Grind down the red stuff till you get to good metal, and then a product like that will work well. Depending on how deep the rot is, you might need to weld in fresh metal, or fiberglass a little bit.


----------



## JCT (Feb 1, 2012)

i have no welding skills, i did buy some long strand bondo glass


----------



## MAG58 (Oct 15, 2011)

JCT said:


> i have no welding skills, i did buy some long strand bondo glass


This is not going to stop any rust. 

Here's the problem. If this car has seen winter in Indiana, the rust will continue until the MgCl2 crystals are cleaned out from the pores of the metal. The rust needs to be ground down, the remaining clean metal needs to be cleaned and prepped with a rust inhibitor after being washed clean, and then fresh metal needs to replace it. Following, it needs to be sealed with an epoxy primer before repaint. 


I lived in Indiana for some time. The mag cl salt they use in IN destroys cars and requires a ton of effort to stop once it has set in. I'm currently having two cars blasted to bear metal to prep and start again because of this, and I took very good care of them during winter.


----------



## eiriksmil (May 9, 2006)

The seam seen from behind on your driver's side looks to me like it's been welded before.. I may be wrong judging from the pic, but it looks like it. The seam on the passenger side looks like it has some kind of bondo/filler on the outside, you can see how it flakes off. The little white part laying on top there is not metal neither paint, looks like bondo. May also be seam sealer.

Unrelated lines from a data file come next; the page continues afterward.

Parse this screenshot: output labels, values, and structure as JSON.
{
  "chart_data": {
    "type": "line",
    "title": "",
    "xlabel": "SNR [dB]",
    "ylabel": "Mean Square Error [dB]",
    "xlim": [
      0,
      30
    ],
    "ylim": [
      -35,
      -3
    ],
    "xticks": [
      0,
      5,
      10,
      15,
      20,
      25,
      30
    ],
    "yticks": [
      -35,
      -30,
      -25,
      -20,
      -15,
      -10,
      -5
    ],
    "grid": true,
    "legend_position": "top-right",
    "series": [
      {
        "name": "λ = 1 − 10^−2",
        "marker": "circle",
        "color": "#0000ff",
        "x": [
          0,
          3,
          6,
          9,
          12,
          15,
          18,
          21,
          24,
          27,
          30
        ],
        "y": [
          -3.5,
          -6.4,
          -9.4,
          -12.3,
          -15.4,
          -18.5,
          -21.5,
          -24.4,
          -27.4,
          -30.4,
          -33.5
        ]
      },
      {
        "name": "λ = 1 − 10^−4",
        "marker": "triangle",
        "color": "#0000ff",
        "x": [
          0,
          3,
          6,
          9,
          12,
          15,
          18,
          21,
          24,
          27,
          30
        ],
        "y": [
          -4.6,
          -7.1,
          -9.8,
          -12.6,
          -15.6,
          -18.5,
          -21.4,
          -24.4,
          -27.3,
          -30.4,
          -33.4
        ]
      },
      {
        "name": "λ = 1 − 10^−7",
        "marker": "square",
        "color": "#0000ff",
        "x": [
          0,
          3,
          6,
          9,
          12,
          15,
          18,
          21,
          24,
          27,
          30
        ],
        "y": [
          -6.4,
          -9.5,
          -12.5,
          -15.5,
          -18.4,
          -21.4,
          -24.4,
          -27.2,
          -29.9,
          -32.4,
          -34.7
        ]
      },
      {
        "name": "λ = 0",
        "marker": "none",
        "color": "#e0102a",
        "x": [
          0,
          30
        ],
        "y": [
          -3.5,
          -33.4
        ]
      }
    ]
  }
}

What you first need to do is clean up the area to get an idea of where the filler is, if there's any, and figure out where you have pitted metal and where the metal is clean. The metal may be pitted much longer in than how it appears from the outside, especially if it's got bondo all over. 

Grind it down to get a look of how things really are, the area on the driver's side really looks bad so I'd cut and weld that with fresh metal. The passenger side might be saveable with sand blasting, problem is getting between the panel seams which is really not possible even with a blaster.

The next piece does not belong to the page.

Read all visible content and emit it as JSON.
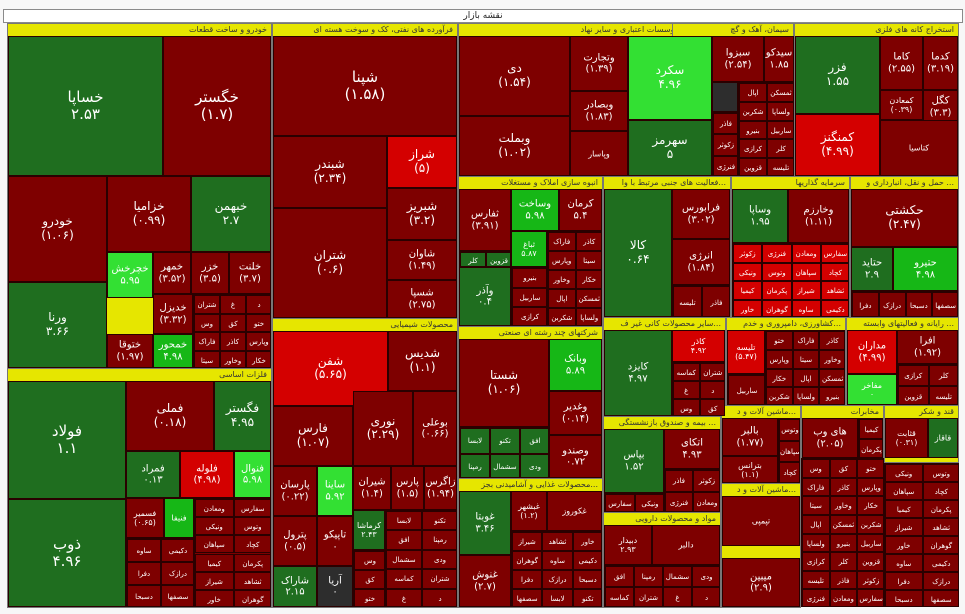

I would advise against filler when you're done, I hate bondo with a passion. Either you use tin, or you use nothing. The filler hides whatever rust that comes back until you're up in the same situation again. Also don't grind over it and be done with it - you have lots of small pits in the metal from the rust where the grinder won't be able to reach but the blaster will. Besides getting the rusted metal out should be priority #1.


----------



## JCT (Feb 1, 2012)

i just want to enjoy the car for all 3000 dollars worth.


----------



## ChillOutPossum (Nov 8, 2007)

JCT said:


> i just want to enjoy the car for all 3000 dollars worth.


Then I would just spray or brush the area with a heavy oil and move on. Sealing out oxygen and water with a petroleum product will halt the corrosion process and give you many more years.


----------



## vortexblue (Jan 27, 2001)

MAG58 said:


> I'm currently having two cars blasted to *bear metal* to prep and start again because of this, and I took very good care of them during winter.


----------



## todras (Mar 28, 2001)

www.rustbullet.com


----------



## ChillOutPossum (Nov 8, 2007)

vortexblue said:


>


Wow that is an awsome picture. Gonna use this as my LinkedIn profile pic


----------



## TDIBUGMAN (May 15, 2001)

Get some POR-15 and have at it. Just be sure to follow the directions!


----------



## JCT (Feb 1, 2012)

found a better way to fix it, but it won't happen this year... junkyard sourced patch panels


----------



## eiriksmil (May 9, 2006)

That's how you do it..


----------



## JCT (Feb 1, 2012)

so for my temp fix i'm at two choices to choose from

http://www.rustbullet.com/products/automotive.html









http://www.hirschauto.com/PINT-MIRACLE-PAINT/productinfo/MIR-PINT/


----------